Target Audience: Ophthalmologists who evaluate children for possible abuse and may be called to appear in court as witnesses.
Current Practice: Physicians may face aggressive challenges by attorneys, who have manufactured a false controversy over the diagnosis of AHT in the media and courtroom and offer outlier theories as causes of ocular findings. As cases move into the judicial system, ophthalmologists may be confused, frustrated and uncomfortable.
Best Practice: Ophthalmologists play an important role in protecting both children and caregivers by providing professional unbiased evidence-based court testimony.
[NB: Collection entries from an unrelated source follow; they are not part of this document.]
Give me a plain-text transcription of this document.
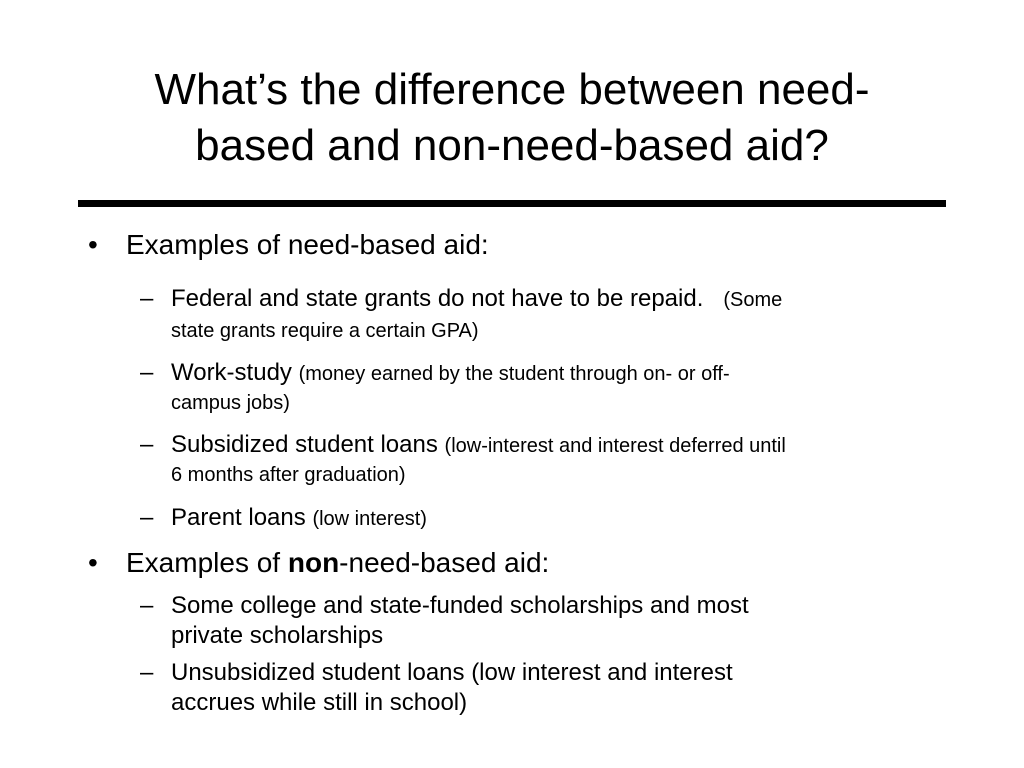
What’s the difference between need-
based and non-need-based aid?
• Examples of need-based aid:
– Federal and state grants do not have to be repaid. (Some
state grants require a certain GPA)
– Work-study (money earned by the student through on- or off-
campus jobs)
– Subsidized student loans (low-interest and interest deferred until
6 months after graduation)
– Parent loans (low interest)
• Examples of non-need-based aid:
– Some college and state-funded scholarships and most
private scholarships
– Unsubsidized student loans (low interest and interest
accrues while still in school)
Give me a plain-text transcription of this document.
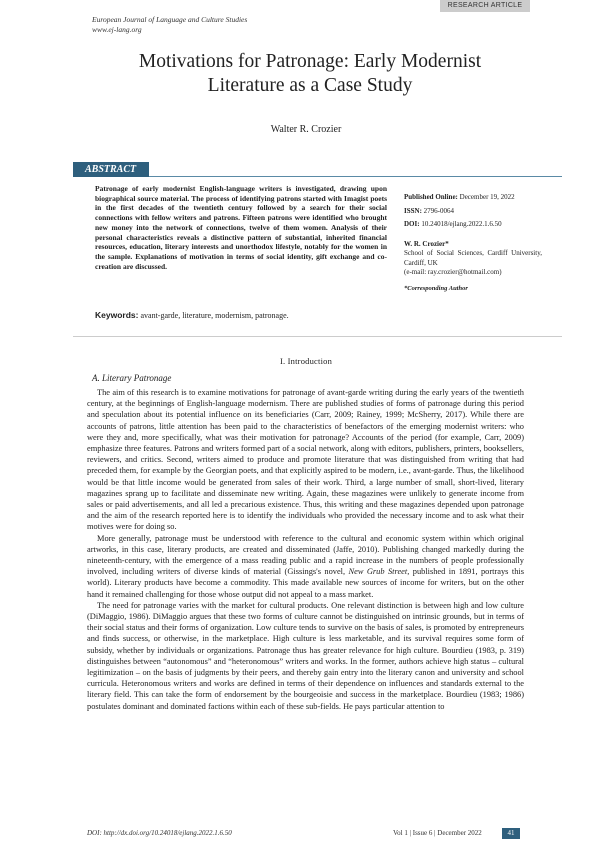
RESEARCH ARTICLE
European Journal of Language and Culture Studies
www.ej-lang.org
Motivations for Patronage: Early Modernist
Literature as a Case Study
Walter R. Crozier
ABSTRACT
Patronage of early modernist English-language writers is investigated, drawing upon biographical source material. The process of identifying patrons started with Imagist poets in the first decades of the twentieth century followed by a search for their social connections with fellow writers and patrons. Fifteen patrons were identified who brought new money into the network of connections, twelve of them women. Analysis of their personal characteristics reveals a distinctive pattern of substantial, inherited financial resources, education, literary interests and unorthodox lifestyle, notably for the women in the sample. Explanations of motivation in terms of social identity, gift exchange and co-creation are discussed.
Keywords: avant-garde, literature, modernism, patronage.
Published Online: December 19, 2022
ISSN: 2796-0064
DOI: 10.24018/ejlang.2022.1.6.50
W. R. Crozier*
School of Social Sciences, Cardiff University, Cardiff, UK
(e-mail: ray.crozier@hotmail.com)
*Corresponding Author
I. Introduction
A. Literary Patronage

The aim of this research is to examine motivations for patronage of avant-garde writing during the early years of the twentieth century, at the beginnings of English-language modernism. There are published studies of forms of patronage during this period and speculation about its potential influence on its beneficiaries (Carr, 2009; Rainey, 1999; McSherry, 2017). While there are accounts of patrons, little attention has been paid to the characteristics of benefactors of the emerging modernist writers: who were they and, more specifically, what was their motivation for patronage? Accounts of the period (for example, Carr, 2009) emphasize three features. Patrons and writers formed part of a social network, along with editors, publishers, printers, booksellers, reviewers, and critics. Second, writers aimed to produce and promote literature that was distinguished from writing that had preceded them, for example by the Georgian poets, and that explicitly aspired to be modern, i.e., avant-garde. Thus, the likelihood would be that little income would be generated from sales of their work. Third, a large number of small, short-lived, literary magazines sprang up to facilitate and disseminate new writing. Again, these magazines were unlikely to generate income from sales or paid advertisements, and all led a precarious existence. Thus, this writing and these magazines depended upon patronage and the aim of the research reported here is to identify the individuals who provided the necessary income and to ask what their motives were for doing so.

More generally, patronage must be understood with reference to the cultural and economic system within which original artworks, in this case, literary products, are created and disseminated (Jaffe, 2010). Publishing changed markedly during the nineteenth-century, with the emergence of a mass reading public and a rapid increase in the numbers of people professionally involved, including writers of diverse kinds of material (Gissings's novel, New Grub Street, published in 1891, portrays this world). Literary products have become a commodity. This made available new sources of income for writers, but on the other hand it remained challenging for those whose output did not appeal to a mass market.

The need for patronage varies with the market for cultural products. One relevant distinction is between high and low culture (DiMaggio, 1986). DiMaggio argues that these two forms of culture cannot be distinguished on intrinsic grounds, but in terms of their social status and their forms of organization. Low culture tends to survive on the basis of sales, is promoted by entrepreneurs and finds success, or otherwise, in the marketplace. High culture is less marketable, and its survival requires some form of subsidy, whether by individuals or organizations. Patronage thus has greater relevance for high culture. Bourdieu (1983, p. 319) distinguishes between “autonomous” and “heteronomous” writers and works. In the former, authors achieve high status – cultural legitimization – on the basis of judgments by their peers, and thereby gain entry into the literary canon and university and school curricula. Heteronomous writers and works are defined in terms of their dependence on influences and standards external to the literary field. This can take the form of endorsement by the bourgeoisie and success in the marketplace. Bourdieu (1983; 1986) postulates dominant and dominated factions within each of these sub-fields. He pays particular attention to

DOI: http://dx.doi.org/10.24018/ejlang.2022.1.6.50	Vol 1 | Issue 6 | December 2022	41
Expected Outcomes: Participants will gain comfort in interpreting the diagnostic significance of RH patterns and testifying within the judicial system.
Format: Short didactics combined with a mock trial, where workshop presenters will act as prosecution and defense attorneys, expert witnesses, and judge. The audience will be jury and vote before and after the initial case presentation, and with variations of the case, which may affect the audience’s verdict in interesting ways. commentary and advice on testifying in court, as well as time for discussion, will be provided.
Summary: In court cases involving AHT, pediatric ophthalmologists may encounter questionable proposed alternative diagnoses, unsupported by peer-reviewed literature, and a manufactured controversy over the diagnosis of AHT. With both mini-lectures and a mock trial, we will emphasize key points for clinical practice and recreate the confrontational tone of the courtroom to better prepare the audience for testifying objectively and effectively.
References: 1. Levin A.V. Retinal hemorrhage in abusive head trauma. Pediatrics 2010;126(5):961-70.
2. Binenbaum G, Forbes BJ. The Eye in Child Abuse: Key Points on Retinal Hemorrhages and Abusive Head Trauma. Pediatric Radiology 2014. 44(Suppl 4): S571-7.